A daughter of Selma connects to her past
Once the pandemic passes, Burt hopes to get to the National Archives in Washington, DC, to collect more FBI photos and to the University of Texas’ Dolph Briscoe Center for American History, which houses work by photographers Martin and Moore.
“The end goal of it all is to provide a much richer story of what happened there that day,” Hébert said. “It’s much more than just the bridge, right?”
She worked as a poll worker last year in honor of her Aunt Shirley, who she said “stayed in jail” as a result of her activism. Barnes, despite her asthma, also fought hard for African Americans, she said.
Her grandmother, who passed in 2008, provided safe spaces for civil rights warriors traveling to Selma. Many were afraid to patronize local restaurants and hotels, but Barnes always had dinner for them and a place to rest their heads.
The 64-year-old recalls her grandmother once nursing three Canadian ministers, who were suffering from pneumonia and bronchitis, back to health, as they feared going to the local hospital because they were part of the movement.

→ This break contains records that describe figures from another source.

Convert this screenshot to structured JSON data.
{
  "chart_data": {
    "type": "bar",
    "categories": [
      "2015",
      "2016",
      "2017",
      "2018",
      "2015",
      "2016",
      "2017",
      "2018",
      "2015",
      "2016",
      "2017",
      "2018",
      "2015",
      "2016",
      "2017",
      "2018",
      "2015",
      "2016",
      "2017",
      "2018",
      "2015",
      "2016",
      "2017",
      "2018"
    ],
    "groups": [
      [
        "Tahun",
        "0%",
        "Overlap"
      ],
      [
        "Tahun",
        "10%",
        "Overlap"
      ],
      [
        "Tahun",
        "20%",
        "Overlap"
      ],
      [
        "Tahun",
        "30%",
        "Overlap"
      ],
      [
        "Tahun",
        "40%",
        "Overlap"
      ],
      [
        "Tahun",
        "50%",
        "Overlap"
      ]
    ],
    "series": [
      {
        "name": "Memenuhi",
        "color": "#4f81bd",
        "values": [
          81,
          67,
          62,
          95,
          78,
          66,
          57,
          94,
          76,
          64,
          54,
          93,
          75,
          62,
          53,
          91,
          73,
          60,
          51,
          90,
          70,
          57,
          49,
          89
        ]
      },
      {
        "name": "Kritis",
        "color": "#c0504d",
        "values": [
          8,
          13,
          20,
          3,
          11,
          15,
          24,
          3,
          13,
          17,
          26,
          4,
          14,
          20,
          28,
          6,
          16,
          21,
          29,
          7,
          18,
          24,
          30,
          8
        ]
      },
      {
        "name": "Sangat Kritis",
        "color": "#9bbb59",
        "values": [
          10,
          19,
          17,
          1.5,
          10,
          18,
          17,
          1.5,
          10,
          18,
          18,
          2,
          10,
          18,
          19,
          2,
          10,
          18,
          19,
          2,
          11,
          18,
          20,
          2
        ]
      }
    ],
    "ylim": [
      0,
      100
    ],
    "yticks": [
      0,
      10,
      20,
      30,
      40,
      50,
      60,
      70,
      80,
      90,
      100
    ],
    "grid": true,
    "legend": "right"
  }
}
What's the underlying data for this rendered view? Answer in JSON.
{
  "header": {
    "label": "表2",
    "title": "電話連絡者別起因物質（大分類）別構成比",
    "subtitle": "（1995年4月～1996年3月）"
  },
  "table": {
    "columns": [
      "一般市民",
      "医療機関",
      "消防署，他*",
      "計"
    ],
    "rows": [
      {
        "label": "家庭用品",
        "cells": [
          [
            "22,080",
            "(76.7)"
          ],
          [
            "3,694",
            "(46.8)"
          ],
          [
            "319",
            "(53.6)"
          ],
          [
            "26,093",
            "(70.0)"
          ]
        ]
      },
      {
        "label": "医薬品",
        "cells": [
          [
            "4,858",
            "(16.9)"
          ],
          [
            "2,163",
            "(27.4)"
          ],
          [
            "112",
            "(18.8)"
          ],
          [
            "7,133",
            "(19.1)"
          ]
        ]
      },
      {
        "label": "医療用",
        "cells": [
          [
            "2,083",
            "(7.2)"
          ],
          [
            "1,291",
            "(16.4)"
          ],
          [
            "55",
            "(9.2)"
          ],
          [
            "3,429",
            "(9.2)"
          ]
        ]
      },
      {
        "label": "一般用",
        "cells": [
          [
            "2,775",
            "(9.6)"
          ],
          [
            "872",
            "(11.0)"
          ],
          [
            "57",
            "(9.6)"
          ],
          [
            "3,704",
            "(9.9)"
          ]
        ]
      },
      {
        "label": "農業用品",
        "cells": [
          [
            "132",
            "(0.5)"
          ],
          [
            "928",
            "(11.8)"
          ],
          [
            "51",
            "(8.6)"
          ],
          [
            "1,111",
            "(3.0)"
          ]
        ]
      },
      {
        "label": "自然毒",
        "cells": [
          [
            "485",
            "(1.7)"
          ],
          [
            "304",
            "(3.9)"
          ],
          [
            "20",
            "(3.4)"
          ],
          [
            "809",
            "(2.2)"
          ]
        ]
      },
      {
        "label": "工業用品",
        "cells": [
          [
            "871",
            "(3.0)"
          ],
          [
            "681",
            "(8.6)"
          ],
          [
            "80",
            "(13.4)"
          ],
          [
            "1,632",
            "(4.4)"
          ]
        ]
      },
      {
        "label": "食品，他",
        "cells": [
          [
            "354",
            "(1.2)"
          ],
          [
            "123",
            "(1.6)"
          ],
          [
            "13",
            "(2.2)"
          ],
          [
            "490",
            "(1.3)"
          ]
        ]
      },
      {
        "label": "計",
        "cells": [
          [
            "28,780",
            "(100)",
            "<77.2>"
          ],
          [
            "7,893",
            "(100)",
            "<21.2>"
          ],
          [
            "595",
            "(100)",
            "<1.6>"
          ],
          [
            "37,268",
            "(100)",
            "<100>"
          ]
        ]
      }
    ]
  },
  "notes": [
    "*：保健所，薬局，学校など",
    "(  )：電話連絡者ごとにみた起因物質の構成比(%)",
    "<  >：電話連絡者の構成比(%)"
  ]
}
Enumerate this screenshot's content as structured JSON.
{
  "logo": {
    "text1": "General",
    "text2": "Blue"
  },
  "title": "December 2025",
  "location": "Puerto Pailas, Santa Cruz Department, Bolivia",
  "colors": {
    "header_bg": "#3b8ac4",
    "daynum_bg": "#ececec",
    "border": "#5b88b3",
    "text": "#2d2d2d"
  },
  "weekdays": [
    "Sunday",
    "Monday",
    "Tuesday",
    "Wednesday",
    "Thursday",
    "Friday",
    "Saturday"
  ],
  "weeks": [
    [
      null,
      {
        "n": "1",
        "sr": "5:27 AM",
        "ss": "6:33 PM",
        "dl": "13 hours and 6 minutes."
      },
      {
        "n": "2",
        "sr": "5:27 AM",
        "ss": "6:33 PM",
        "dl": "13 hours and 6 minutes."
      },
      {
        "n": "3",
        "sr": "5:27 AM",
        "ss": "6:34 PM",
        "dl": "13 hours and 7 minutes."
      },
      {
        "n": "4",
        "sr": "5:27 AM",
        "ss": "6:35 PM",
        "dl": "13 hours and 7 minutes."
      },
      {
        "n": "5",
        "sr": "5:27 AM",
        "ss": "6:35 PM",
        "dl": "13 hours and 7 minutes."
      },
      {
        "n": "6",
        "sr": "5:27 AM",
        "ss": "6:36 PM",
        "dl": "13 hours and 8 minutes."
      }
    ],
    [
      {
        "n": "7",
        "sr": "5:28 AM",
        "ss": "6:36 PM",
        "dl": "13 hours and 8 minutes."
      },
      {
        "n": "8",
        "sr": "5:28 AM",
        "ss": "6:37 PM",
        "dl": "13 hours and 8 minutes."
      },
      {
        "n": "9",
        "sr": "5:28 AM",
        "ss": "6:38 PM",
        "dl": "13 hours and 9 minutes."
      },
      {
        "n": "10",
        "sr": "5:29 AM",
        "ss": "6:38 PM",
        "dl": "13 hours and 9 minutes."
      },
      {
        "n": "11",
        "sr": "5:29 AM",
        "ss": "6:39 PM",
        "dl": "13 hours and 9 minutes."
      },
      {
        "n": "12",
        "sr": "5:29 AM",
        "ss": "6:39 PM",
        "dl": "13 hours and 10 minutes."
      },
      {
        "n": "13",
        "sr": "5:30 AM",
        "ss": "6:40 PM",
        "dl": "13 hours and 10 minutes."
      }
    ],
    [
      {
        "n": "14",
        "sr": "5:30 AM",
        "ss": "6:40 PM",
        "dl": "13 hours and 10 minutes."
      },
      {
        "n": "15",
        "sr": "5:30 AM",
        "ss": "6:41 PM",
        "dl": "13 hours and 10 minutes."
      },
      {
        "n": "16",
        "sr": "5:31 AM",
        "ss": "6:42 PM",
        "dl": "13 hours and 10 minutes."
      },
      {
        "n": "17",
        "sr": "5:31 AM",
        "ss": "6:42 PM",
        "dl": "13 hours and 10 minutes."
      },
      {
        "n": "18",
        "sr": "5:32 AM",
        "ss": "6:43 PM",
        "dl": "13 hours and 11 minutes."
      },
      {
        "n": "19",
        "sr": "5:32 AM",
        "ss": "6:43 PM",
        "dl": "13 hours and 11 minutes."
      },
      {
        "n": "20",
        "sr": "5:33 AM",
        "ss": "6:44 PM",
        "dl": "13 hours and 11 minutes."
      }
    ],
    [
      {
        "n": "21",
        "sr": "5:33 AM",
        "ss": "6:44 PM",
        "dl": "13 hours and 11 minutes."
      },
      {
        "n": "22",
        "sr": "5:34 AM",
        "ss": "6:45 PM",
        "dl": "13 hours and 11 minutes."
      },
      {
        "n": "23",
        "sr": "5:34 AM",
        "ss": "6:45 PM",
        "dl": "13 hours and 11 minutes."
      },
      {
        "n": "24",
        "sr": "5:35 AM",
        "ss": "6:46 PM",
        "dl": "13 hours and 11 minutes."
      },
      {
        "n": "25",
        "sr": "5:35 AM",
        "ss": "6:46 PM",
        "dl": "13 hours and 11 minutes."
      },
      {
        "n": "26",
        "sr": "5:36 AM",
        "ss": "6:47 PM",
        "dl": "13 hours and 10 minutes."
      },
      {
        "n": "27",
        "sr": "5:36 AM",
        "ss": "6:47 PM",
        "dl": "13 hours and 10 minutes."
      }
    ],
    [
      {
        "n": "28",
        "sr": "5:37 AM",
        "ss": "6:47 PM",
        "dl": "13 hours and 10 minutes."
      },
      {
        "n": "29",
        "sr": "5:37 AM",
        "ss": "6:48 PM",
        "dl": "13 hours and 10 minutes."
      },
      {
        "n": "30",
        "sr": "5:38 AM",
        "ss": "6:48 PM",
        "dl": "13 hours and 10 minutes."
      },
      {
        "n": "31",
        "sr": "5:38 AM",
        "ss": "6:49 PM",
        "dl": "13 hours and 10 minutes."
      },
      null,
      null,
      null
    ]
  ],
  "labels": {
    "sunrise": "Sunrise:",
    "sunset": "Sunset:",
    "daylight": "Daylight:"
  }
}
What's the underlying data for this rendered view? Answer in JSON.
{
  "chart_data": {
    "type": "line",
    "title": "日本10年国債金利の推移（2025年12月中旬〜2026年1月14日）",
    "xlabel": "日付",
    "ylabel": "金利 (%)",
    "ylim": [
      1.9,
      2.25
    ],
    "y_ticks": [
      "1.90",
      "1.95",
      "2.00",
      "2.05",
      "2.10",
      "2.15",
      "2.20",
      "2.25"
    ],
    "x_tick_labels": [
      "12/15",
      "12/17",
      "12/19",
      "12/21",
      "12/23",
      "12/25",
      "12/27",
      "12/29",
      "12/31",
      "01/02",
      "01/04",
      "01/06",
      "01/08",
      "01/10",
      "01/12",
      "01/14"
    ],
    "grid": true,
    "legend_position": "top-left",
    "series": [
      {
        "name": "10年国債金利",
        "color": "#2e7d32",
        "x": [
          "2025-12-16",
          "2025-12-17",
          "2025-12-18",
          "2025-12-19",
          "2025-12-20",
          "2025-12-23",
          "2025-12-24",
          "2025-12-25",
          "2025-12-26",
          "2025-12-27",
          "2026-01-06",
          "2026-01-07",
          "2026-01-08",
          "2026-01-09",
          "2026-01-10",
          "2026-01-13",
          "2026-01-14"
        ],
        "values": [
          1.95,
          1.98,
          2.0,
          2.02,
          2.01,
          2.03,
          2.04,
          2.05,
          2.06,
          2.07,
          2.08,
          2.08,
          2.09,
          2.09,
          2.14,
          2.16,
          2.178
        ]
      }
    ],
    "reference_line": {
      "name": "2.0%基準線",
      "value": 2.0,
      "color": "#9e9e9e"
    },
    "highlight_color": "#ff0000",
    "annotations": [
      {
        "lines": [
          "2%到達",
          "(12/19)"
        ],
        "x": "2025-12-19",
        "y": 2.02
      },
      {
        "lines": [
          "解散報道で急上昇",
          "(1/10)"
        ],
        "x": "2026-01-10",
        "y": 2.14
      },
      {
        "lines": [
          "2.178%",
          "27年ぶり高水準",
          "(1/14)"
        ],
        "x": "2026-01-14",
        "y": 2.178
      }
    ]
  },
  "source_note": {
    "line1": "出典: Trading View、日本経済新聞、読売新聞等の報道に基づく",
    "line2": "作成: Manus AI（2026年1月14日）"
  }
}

Barnes Wilson and her grandmother left Selma for Boston in 1969, but she will never forget her days in south-central Alabama. Inspired by her aunt, grandmother and others in her family, she engaged in her own neighborhood activism as a young woman in Boston, she said.
Recently, she was going through a box of her grandmother’s things and found the young-adult book, “Martin Luther King: The Peaceful Warrior,” which brought back memories of her childhood, when she used to play with Sheyann Webb, who is now known as MLK’s “smallest freedom fighter” and coauthor of “Selma, Lord, Selma: Girlhood Memories of the Civil Rights Days.”
When Barnes Wilson read the online article about Auburn University’s work in Selma, she knew she had to do what she could to fill in any gaps and ensure the story was told — and told well.
“Because it made such an impact on our people. I look at the doors it opened for my grandchildren,” she said. “Selma made me the woman that I am.”